Ok, this one was kind of difficult to fix so I’ll post what I did here in case somebody ever benefits from this one day.
TL;DR it was a combination of DKMS trouble, the 390.87 nvidia modules (incorrectly) being in my initramfs, and 396.37 seemingly not capable of supporting this rig.
() Boot failure – boot hangs at “Starting Switch Root” ()
After running the CUDA installer (and also asking it to install the graphics driver), the boot would hang here for me. It’s important to understand that
i) I had already disabled nouveau
ii) I had already installed the driver the website suggested to me for this card / os: 390.87
So what you should do in this scenario is hit
ctrl + alt + F2. It may spaz out a little bit (for me the keyboard was really unresponsive, likely a hardware specific thing), but eventually what you need to do is login on the failed boot.
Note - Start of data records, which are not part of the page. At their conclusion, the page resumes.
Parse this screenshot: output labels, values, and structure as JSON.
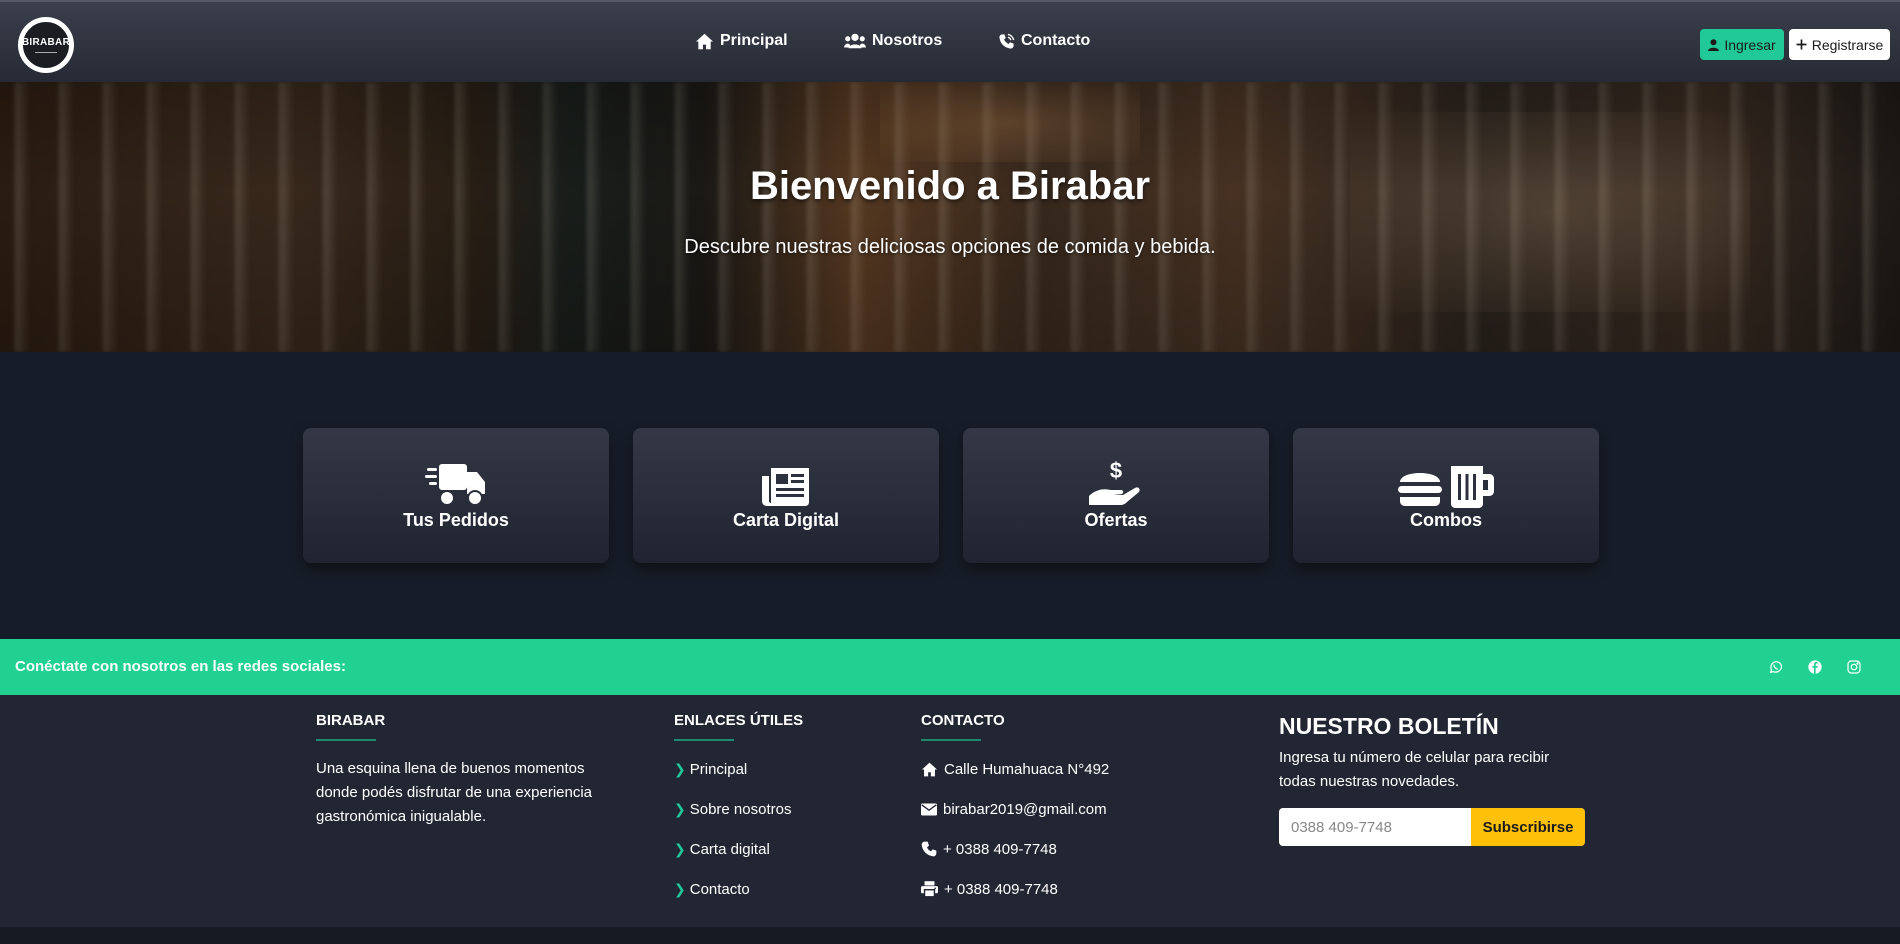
{
  "brand": {
    "logo_text": "BIRABAR"
  },
  "nav": {
    "items": [
      {
        "label": "Principal",
        "icon": "home-icon"
      },
      {
        "label": "Nosotros",
        "icon": "users-icon"
      },
      {
        "label": "Contacto",
        "icon": "phone-icon"
      }
    ],
    "login_label": "Ingresar",
    "register_label": "Registrarse"
  },
  "hero": {
    "title": "Bienvenido a Birabar",
    "subtitle": "Descubre nuestras deliciosas opciones de comida y bebida."
  },
  "cards": [
    {
      "label": "Tus Pedidos",
      "icon": "delivery-truck-icon"
    },
    {
      "label": "Carta Digital",
      "icon": "newspaper-icon"
    },
    {
      "label": "Ofertas",
      "icon": "hand-dollar-icon"
    },
    {
      "label": "Combos",
      "icon": "burger-beer-icon"
    }
  ],
  "social": {
    "text": "Conéctate con nosotros en las redes sociales:",
    "icons": [
      "whatsapp-icon",
      "facebook-icon",
      "instagram-icon"
    ]
  },
  "footer": {
    "about": {
      "title": "BIRABAR",
      "text": "Una esquina llena de buenos momentos donde podés disfrutar de una experiencia gastronómica inigualable."
    },
    "links": {
      "title": "ENLACES ÚTILES",
      "items": [
        "Principal",
        "Sobre nosotros",
        "Carta digital",
        "Contacto"
      ]
    },
    "contact": {
      "title": "CONTACTO",
      "address": "Calle Humahuaca N°492",
      "email": "birabar2019@gmail.com",
      "phone": "+ 0388 409-7748",
      "fax": "+ 0388 409-7748"
    },
    "newsletter": {
      "title": "NUESTRO BOLETÍN",
      "text": "Ingresa tu número de celular para recibir todas nuestras novedades.",
      "placeholder": "0388 409-7748",
      "button_label": "Subscribirse"
    }
  },
  "colors": {
    "accent": "#20c997",
    "social_bar": "#20d192",
    "subscribe_button": "#ffc107",
    "page_background": "#171d28",
    "footer_background": "#212632"
  }
}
ctrl + alt + F2 does nothing, wait a little longer and then try that key combo again. You should be far enough along at this point to be able to get a terminal session.
I logged in as root, and the next useful command for you is to find out what went wrong:
In my case, I had the following error message a few pages down:
NVRM: API mismatch: the client has the version 396.37, but
NVRM: this kernel module has the version 390.87. Please
NVRM: make sure that this kernel module and all NVIDIA driver
NVRM: components have the same version
() What this error actually means ()
When you search online you’ll see this show up a few different places. Most of the solutions online are “oh I just reinstalled the
nvidia-dkms package and it worked”. This is insufficient for my situation, since I don’t use my package manager to install the graphics driver, I always download and install manually whichever one NVIDIA tells me is the latest driver for my card / OS.
What’s actually going on here is that I installed the DKMS module for the 390.87 driver when I did that before installing CUDA. So what NVRM: API mismatch is saying is “hey, I’ve got a kernel module (dkms in this case, but could also be akmod if you do that) that is for v390.87, but I’m finding libraries for 396.37”.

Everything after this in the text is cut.